Some other podcasts of note are:

They've been doing it a while! I'm very impressed!

Regardless of the quality, students are engaged and excited about this new medium. Also with technologies now available such as audioblogger -- students can actually create audio blogs (a/k/a podcasts) from their cellphones and post them directly to the Internet. With most every student having a cell phone or access to one these days -- what a great assignment. I'm going to look into building that into my podcasting plan in January.

With all of this said, I do not worship new technology for new technology's sake! If new technology has evolved to the point where it is a new communication medium -- it becomes a tool for communicating the information that we are teaching students.

It is about the content of what we're trying to teach-- not the communication method! Every lesson must have an objective and be in line with curriculum objectives. Each year I incorporate more technological tools and communication methods into my curriculum and each year I cover more material -- not less! Each year I become a better teacher!

May I never be unwilling to change. I've been using computers since I was 8 (if the TRS-80 with 4KB of RAM counts as a computer!) I remember that when I was learning to write adventure games in Basic, students made fun of me and teachers didn't care -- but my parents encouraged me to do that because I loved it! We do not have to understand how a technology works to use it! If it increases students ability to learn and retain information it becomes a tool for educators who care about teaching.

Teaching is my passion! When the light bulb goes on and a student truly "gets it" -- I am alive and realize I am living a piece of myself that will live on far past me. If you miss that light bulb experience -- adopt (with a plan) some of these new technologies as they are appropriate along with the best of what you already do!

Paper and pen have their place, memorization has its place, books have their place, make room for the computer!

Podcast now with my easy steps to podcasting.

I'd like to quote Tama's e-learning blog with an abstract she'll be sharing at an upcoming conference that totally fits this point:

iTeach, iLearn: Student Podcasting

The term podcasting is a combination of ‘iPod’ and ‘broadcast’ and describes type of syndicated digital audio that results in automatically downloadable files which are playable in portable media devices, such as (but not limited to) the iPod. Australian universities have been making lectures available as streaming audio for some years now, but with learners anchored to a computer in order to listen. Podcasting has allowed students to take lectures and other audio wherever they go, but this model still relies on the top-down structure of lectures as academic content for student’s to consume. However, in the University of Western Australia’s Communication Studies honours course ‘iGeneration: Digital Communication and Participatory Culture’ the tables have been turned somewhat and now students are making podcasts, too. For their major assignments, students were asked to create an innovative audio podcast which engaged with the notion of participatory culture and the results ranged from a ‘pod play’ in the style 1930s RKO radio theatre to an alternative commentary for a Simpsons episode focusing on consumer culture and intertextuality. These podcasts are also cultural output themselves – they will remain downloadable indefinitely, allowing students to use them in future online portfolios and also providing a resource (or entertainment) for others.
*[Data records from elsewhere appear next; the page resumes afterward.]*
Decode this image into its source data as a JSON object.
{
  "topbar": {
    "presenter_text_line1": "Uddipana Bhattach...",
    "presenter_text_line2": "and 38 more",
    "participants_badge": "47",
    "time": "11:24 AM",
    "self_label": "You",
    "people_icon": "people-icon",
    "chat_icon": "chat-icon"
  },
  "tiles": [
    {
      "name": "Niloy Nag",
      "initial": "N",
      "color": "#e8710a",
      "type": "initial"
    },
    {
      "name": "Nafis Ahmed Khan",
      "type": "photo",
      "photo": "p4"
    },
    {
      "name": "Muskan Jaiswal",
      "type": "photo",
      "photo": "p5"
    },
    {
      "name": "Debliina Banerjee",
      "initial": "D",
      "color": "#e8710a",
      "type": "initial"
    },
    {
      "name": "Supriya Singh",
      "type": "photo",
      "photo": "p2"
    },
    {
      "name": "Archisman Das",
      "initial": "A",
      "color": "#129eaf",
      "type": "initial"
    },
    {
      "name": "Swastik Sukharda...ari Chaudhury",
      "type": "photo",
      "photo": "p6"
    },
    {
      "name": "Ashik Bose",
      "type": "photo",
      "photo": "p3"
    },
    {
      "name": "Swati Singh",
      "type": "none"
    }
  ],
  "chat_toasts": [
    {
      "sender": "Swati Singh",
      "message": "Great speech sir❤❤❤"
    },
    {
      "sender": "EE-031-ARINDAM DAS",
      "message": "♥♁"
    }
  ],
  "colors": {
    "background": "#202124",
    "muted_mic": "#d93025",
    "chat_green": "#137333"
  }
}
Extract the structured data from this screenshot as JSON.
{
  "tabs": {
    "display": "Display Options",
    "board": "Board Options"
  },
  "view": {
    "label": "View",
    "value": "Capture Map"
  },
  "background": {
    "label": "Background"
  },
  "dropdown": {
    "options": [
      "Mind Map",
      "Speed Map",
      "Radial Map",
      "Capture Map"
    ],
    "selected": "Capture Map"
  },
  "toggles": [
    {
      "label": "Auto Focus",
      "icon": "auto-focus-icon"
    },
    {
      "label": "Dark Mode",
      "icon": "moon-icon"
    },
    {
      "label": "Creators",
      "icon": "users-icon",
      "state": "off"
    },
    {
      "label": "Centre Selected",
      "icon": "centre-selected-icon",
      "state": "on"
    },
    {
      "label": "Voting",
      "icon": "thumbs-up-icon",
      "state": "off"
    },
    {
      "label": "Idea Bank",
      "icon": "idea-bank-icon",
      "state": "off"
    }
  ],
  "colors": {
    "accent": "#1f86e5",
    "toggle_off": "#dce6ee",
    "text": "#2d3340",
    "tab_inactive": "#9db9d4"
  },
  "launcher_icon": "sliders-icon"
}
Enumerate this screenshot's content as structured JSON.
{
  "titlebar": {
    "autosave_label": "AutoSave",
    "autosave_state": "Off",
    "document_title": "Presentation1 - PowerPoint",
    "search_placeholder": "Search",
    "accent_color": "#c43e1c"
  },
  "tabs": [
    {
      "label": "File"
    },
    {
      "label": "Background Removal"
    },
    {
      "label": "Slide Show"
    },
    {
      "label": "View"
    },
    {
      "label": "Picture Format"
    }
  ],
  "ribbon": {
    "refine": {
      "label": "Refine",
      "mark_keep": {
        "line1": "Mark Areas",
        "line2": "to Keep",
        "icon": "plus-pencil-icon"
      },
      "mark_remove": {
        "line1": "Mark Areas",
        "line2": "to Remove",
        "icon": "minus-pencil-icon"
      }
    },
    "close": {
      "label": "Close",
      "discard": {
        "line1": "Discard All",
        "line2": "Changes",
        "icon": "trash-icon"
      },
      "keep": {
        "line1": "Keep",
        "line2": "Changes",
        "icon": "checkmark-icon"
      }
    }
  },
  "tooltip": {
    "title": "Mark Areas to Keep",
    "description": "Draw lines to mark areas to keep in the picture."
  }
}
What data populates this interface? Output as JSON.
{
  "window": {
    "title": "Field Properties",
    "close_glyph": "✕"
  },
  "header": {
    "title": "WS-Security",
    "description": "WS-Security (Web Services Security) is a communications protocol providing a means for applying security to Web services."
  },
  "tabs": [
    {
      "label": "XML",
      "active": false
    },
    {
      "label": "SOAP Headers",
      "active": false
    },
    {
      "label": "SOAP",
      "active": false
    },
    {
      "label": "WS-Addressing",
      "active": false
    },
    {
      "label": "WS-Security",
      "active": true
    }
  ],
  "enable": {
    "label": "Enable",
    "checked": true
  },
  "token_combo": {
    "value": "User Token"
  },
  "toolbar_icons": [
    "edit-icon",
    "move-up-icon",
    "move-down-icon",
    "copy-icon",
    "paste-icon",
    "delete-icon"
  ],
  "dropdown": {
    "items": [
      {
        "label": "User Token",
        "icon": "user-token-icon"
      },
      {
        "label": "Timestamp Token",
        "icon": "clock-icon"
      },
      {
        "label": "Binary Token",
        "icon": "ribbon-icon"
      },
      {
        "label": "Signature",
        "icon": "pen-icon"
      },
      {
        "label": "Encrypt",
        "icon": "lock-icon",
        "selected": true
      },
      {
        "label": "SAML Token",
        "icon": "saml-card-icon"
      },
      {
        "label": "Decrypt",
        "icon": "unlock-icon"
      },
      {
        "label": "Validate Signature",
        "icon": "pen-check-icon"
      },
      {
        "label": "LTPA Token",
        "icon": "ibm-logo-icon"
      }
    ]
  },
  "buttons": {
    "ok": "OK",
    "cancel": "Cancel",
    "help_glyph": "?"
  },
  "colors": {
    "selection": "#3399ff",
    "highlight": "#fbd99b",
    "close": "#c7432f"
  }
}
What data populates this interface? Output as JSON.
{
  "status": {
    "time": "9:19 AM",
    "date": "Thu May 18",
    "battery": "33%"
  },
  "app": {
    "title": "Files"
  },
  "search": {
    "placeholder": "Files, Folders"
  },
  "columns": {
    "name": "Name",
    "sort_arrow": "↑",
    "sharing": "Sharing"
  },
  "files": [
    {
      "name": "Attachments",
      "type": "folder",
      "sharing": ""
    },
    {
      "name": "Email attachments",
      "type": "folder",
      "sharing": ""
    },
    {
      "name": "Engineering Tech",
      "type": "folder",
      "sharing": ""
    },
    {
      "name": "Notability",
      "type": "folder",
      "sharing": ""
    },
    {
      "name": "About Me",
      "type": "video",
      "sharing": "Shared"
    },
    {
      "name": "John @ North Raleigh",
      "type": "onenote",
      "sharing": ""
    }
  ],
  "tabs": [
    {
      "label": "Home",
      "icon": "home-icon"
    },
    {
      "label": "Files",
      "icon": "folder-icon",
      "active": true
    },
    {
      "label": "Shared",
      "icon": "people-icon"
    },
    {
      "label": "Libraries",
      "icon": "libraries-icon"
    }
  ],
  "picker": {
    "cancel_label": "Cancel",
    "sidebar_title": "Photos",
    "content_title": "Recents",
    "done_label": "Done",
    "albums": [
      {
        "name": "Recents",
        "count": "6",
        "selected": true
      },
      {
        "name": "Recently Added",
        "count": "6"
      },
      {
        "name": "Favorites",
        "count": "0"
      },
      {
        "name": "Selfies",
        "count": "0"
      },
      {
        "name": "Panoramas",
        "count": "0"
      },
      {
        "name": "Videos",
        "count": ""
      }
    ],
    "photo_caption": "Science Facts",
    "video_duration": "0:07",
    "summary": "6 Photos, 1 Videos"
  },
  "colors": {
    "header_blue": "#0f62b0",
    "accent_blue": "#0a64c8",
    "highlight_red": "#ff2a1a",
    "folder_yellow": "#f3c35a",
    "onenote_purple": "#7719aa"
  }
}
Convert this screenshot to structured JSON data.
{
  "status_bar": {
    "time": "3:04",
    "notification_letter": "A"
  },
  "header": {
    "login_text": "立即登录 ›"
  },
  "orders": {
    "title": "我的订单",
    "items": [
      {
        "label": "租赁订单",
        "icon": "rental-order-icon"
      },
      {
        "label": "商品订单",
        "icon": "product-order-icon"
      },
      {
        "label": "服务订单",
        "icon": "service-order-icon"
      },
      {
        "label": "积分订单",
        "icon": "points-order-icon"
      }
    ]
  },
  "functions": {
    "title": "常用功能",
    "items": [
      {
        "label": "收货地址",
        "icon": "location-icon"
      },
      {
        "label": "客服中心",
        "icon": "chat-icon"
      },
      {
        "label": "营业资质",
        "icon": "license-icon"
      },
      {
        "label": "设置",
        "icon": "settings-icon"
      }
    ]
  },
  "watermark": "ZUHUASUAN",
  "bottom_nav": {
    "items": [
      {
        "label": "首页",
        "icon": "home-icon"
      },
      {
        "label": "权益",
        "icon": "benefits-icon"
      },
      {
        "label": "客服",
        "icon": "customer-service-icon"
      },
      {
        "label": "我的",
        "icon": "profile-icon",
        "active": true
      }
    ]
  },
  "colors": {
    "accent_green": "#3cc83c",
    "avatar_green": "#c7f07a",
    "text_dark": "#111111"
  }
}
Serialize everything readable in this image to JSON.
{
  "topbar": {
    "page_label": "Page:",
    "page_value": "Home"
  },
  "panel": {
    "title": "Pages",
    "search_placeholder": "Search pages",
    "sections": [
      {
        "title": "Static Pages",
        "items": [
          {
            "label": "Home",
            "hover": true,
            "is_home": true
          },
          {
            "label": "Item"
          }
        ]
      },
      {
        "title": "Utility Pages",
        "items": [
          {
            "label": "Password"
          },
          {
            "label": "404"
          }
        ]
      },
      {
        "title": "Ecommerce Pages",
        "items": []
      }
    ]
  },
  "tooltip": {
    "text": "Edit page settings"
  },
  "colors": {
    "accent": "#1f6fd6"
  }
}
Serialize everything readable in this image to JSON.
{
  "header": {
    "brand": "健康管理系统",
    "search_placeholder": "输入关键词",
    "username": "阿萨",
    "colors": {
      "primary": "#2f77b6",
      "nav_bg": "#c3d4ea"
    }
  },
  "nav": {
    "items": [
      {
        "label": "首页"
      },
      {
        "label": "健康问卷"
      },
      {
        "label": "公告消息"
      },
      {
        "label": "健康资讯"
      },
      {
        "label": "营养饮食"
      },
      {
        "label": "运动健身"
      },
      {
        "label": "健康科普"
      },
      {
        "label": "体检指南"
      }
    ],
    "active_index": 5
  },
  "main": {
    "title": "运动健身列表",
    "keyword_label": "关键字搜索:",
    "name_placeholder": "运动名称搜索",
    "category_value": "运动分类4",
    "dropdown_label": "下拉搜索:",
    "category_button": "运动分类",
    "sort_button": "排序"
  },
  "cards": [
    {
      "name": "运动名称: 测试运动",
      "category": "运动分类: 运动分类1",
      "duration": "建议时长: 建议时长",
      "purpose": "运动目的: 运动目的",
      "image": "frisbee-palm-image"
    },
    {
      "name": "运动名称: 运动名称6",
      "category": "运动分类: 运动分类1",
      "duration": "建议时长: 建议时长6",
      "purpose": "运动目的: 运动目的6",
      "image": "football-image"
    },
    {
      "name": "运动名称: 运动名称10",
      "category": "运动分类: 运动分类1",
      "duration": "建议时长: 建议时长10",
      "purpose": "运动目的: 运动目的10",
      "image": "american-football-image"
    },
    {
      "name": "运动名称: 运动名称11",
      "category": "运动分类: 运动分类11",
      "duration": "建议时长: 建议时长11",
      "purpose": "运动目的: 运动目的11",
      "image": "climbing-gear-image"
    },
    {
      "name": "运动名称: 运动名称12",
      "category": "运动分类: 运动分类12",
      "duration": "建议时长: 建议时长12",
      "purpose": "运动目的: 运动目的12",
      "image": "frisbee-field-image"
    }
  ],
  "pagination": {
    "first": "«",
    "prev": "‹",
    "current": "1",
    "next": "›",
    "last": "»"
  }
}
Moreover, the same system which supports lectures in streaming and podcast form, the iLecture system, also facilitates the students’ podcasts, in effect allowing them to take a turn at using the digital podium. With students podcasting, teaching and learning is clearly a two-way street. In this paper, I will outline the way in which podcasting was used in the iGeneration course; the setup in terms of technology and philosophy driving it; the podcasts themselves; students’ responses to podcasting (both informally and from a short survey); and the initial lessons learnt from student podcasting at a tertiary level.